A translated work is normally cited under the name of the author or editor, and list the translator as a secondary author. When there is no author or editor available, the work can be cited under the translator.

The following is the general format of a reference to a translated book without an author. The examples below include a translated book with an author or editor, and one without author. 

See the general rules for books and ebooks for more details.

 

Reference list entry: format and example

 

Citation No.  Translator's Last Name Initials, translator/s. Book title: subtitle. Edition. Place of Publication: Publisher; Year of publication. 

 

1.           Richer PM. Artistic anatomy. Hale RB, translator and editor. New York: Watson-Guptill; 1971.

2.           Celli L, editor. The elbow: traumatic lesions. Warr A, translator. Vienna (Austria): Springer-Verlag; c1991. 

3.           Flaws B, translator. The classic of difficulties: a translation of the Nan Jing. 3rd ed. Boulder (CO): Blue Poppy Press; 2004.

 

Reference works

 

Be sure to check with your lecturer if these kinds of resources are suitable for use in your assignments.

Reference books can be cited in the same way as citing books and edited books. 

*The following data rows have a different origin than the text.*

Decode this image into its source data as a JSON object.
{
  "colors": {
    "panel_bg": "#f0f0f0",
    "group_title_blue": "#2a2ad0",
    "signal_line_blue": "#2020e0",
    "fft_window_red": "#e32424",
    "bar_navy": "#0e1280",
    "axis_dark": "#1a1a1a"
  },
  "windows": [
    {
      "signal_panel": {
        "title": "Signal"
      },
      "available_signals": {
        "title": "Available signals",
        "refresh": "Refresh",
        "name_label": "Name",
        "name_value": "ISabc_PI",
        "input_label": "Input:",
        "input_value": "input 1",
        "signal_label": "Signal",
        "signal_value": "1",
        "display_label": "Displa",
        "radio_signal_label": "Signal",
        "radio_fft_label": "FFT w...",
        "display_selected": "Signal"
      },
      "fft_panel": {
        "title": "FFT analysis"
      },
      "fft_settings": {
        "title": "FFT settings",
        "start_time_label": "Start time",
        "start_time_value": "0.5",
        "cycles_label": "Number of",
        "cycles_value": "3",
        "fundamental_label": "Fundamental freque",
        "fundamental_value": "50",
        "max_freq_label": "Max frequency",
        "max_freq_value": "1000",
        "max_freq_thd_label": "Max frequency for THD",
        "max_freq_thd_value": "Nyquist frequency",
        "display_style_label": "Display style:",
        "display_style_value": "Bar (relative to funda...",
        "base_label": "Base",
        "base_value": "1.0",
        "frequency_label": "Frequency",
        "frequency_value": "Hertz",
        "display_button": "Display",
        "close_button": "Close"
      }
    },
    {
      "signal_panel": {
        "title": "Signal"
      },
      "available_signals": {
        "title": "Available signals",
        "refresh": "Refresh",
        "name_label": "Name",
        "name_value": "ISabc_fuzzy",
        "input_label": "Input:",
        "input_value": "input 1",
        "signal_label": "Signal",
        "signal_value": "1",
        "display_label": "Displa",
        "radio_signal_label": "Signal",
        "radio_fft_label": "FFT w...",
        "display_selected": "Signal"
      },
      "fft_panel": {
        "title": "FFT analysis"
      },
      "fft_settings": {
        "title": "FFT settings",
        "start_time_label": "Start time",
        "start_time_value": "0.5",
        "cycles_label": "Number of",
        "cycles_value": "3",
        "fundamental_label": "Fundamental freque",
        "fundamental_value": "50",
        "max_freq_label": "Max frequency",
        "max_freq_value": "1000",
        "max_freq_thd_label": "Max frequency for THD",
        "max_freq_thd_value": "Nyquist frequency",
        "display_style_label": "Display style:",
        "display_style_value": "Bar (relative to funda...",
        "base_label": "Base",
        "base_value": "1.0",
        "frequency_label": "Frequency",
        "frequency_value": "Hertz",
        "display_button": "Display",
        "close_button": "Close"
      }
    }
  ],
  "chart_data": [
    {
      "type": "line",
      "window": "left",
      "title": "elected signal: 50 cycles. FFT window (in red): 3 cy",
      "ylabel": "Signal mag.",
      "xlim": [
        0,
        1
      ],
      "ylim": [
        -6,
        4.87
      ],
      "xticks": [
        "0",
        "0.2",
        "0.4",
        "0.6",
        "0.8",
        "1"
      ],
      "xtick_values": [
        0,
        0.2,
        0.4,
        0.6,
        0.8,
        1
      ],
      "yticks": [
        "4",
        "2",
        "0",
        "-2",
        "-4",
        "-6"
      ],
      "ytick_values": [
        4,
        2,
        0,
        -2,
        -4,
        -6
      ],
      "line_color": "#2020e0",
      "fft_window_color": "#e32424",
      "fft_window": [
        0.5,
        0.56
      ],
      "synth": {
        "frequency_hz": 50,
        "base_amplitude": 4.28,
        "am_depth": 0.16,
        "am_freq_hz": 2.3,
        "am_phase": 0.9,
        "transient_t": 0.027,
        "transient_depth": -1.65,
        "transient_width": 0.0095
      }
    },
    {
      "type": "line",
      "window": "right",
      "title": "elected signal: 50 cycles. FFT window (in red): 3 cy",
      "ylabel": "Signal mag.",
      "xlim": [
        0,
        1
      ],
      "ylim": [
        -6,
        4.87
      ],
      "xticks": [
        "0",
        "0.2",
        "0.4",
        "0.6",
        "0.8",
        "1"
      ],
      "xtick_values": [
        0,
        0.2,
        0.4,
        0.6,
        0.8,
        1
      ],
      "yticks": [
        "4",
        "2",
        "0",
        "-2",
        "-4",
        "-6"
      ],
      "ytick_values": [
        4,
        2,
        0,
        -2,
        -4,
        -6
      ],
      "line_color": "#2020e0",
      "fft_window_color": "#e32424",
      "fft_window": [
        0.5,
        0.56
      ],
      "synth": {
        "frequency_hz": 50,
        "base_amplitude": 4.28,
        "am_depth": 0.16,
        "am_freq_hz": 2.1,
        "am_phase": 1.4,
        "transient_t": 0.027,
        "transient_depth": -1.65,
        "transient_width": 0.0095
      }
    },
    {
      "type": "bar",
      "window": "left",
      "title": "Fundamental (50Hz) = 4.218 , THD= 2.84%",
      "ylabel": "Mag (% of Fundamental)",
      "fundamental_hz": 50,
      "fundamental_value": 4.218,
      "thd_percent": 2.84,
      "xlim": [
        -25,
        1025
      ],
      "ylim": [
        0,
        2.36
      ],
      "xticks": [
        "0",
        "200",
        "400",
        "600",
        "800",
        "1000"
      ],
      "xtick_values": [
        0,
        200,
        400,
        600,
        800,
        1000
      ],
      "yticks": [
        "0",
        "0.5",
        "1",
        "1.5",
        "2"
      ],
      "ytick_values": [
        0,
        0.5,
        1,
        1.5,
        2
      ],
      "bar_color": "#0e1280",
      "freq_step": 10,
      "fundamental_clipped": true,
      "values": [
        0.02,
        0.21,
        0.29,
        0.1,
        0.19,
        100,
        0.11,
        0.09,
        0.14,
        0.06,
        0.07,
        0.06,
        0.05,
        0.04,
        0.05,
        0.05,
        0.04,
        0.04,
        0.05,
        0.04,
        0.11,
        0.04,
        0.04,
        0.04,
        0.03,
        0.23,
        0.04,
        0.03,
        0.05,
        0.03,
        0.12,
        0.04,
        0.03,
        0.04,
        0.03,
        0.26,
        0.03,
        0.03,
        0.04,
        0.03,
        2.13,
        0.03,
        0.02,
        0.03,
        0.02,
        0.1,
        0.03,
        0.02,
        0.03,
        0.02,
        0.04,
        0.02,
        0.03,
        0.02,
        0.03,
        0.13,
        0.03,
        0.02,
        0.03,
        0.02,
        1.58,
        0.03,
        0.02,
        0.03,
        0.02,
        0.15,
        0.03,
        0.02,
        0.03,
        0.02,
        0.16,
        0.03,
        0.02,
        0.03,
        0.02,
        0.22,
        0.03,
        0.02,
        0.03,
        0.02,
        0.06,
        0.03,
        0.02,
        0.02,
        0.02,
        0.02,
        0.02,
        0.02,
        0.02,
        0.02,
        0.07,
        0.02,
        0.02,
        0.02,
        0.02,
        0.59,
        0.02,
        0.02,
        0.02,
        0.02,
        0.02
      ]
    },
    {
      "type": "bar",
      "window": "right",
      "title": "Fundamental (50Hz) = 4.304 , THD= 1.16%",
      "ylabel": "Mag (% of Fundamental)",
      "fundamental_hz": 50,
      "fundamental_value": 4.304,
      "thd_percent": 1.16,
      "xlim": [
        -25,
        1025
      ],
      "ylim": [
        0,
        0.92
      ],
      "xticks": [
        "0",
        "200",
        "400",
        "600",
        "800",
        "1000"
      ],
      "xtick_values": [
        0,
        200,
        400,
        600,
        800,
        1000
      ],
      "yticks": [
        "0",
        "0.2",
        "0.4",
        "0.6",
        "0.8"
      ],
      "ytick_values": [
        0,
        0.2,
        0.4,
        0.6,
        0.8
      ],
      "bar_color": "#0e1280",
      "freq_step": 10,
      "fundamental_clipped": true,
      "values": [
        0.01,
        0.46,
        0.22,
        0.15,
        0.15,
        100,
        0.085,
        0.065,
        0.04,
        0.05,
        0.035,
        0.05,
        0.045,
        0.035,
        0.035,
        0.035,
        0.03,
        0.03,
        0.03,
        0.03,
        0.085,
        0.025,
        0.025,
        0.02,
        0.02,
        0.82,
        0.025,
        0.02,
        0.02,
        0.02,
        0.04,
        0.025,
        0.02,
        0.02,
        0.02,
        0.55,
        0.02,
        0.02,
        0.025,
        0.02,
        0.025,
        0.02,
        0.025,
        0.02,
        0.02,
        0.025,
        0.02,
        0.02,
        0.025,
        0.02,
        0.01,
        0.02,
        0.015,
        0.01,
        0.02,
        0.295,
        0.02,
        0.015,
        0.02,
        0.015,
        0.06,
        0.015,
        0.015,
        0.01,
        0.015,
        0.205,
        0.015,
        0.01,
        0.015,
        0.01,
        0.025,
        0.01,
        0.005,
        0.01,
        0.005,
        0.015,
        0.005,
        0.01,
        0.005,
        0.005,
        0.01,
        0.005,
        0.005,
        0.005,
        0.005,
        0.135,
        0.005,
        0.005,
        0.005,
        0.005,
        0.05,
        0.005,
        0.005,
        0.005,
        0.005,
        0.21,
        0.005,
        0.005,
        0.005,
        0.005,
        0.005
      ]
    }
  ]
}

For information on how to reference entries or chapters from reference works such as:

  • Dictionaries
  • Encyclopaedias
  • Thesaurii
  • Indexes, etc

see the Book chapters page.

Course Readers and Compiled Texts ('Custom Book Editions')

 

Course readers and compiled texts are usually collections of chapters and articles specifically chosen as readings for a particular subject.

To reference from these publications see the notes on the Course Material page.